Le tac tac de la machine à coudre, d’innombrables outils qui attendent d’être utilisés, l’odeur du cuir et une table à dessin pleine de croquis – voilà ce qui attend le visiteur dans l’atelier de Christina Roth, au numéro 30 de la Getreidegasse à Salzbourg, en Autriche. Elle y confectionne sacs à main, ceintures, porte-monnaie et autres délicats articles de maroquinerie, qui offrent une réponse particulièrement élégante à la société du tout jetable. Chaque point, chaque découpe respirent le doigté, l’amour de l’artisanat, la minutie et l’enthousiasme. Une qualité dont on se convainc d’autant plus quand Christina Roth nous raconte comment elle en est arrivée à exercer son métier.

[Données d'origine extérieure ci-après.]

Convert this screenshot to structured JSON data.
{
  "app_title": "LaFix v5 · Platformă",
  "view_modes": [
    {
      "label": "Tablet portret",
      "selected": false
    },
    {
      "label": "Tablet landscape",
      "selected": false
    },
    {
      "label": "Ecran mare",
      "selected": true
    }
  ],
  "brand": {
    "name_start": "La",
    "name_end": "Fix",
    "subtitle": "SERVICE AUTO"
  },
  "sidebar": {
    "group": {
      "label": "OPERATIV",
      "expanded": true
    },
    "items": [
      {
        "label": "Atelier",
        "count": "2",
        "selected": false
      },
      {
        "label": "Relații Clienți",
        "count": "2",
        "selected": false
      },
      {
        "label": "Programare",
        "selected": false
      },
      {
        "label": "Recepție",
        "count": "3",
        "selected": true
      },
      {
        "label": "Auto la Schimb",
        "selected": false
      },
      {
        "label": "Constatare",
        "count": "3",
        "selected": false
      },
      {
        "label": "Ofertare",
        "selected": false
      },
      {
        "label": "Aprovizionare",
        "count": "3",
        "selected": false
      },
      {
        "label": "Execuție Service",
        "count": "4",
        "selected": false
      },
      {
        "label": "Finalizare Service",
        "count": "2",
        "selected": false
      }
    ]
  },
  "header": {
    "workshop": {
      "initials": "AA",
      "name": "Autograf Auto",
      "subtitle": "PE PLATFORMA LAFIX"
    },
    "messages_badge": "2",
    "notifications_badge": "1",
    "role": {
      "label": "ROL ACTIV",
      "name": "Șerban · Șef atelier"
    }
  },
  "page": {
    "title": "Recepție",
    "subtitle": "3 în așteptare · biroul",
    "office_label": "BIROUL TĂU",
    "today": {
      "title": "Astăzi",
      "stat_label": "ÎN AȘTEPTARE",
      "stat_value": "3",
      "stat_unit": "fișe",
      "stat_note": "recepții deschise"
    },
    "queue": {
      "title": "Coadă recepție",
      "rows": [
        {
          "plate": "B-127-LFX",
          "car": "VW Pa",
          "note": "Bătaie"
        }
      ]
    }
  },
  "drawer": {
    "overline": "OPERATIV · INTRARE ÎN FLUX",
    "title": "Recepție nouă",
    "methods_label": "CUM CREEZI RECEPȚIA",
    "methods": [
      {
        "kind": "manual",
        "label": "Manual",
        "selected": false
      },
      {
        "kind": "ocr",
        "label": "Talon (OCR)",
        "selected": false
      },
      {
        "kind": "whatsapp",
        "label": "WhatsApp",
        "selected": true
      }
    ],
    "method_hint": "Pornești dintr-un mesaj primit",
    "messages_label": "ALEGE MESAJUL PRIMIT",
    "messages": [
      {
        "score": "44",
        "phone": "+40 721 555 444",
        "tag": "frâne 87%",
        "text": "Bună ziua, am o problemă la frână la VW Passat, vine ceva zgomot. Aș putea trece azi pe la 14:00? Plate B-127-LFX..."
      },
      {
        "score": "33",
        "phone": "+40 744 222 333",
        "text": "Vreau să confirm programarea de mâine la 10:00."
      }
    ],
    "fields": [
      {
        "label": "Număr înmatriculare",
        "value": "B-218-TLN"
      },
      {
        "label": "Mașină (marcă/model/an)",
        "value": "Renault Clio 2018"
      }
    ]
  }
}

Fraîchement diplômée en management et éthique des affaires, elle voulait se récompenser en s’offrant un beau sac original et haut de gamme. Ne trouvant chez aucune grande marque le modèle de ses rêves, elle se met en quête d’un artisan capable de faire de son idée une réalité. C’est à Vienne qu’elle trouve son bonheur, auprès d’une maroquinière qui, malheureusement, a entre-temps cessé d’exercer, mais qui confectionne alors sur ses instructions un superbe accessoire en cuir. Ayant remarqué que tout le monde la complimentait sur son sac, Christina Roth sent se réveiller son sens des affaires: elle a l’idée d’en faire fabriquer cinq exemplaires supplémentaires, avec l’aide d’un maroquinier de Salzbourg, et de les mettre en vente. Elle ignorait que sa première visite à l’atelier allait changer sa vie: elle tombe instantanément amoureuse de cet artisanat hors du commun. Mais, comme c’est souvent le cas lors des coups de foudre, on a tendance à beaucoup idéaliser: «Naïve et ambitieuse comme j’étais, je me suis dit : Ça ne doit pas être si difficile que ça, je peux le faire, et, ni une ni deux, j’ai filé au magasin de bricolage m’acheter des outils. Je n’ai pas tardé à déchanter!», raconte-t-elle en souriant. 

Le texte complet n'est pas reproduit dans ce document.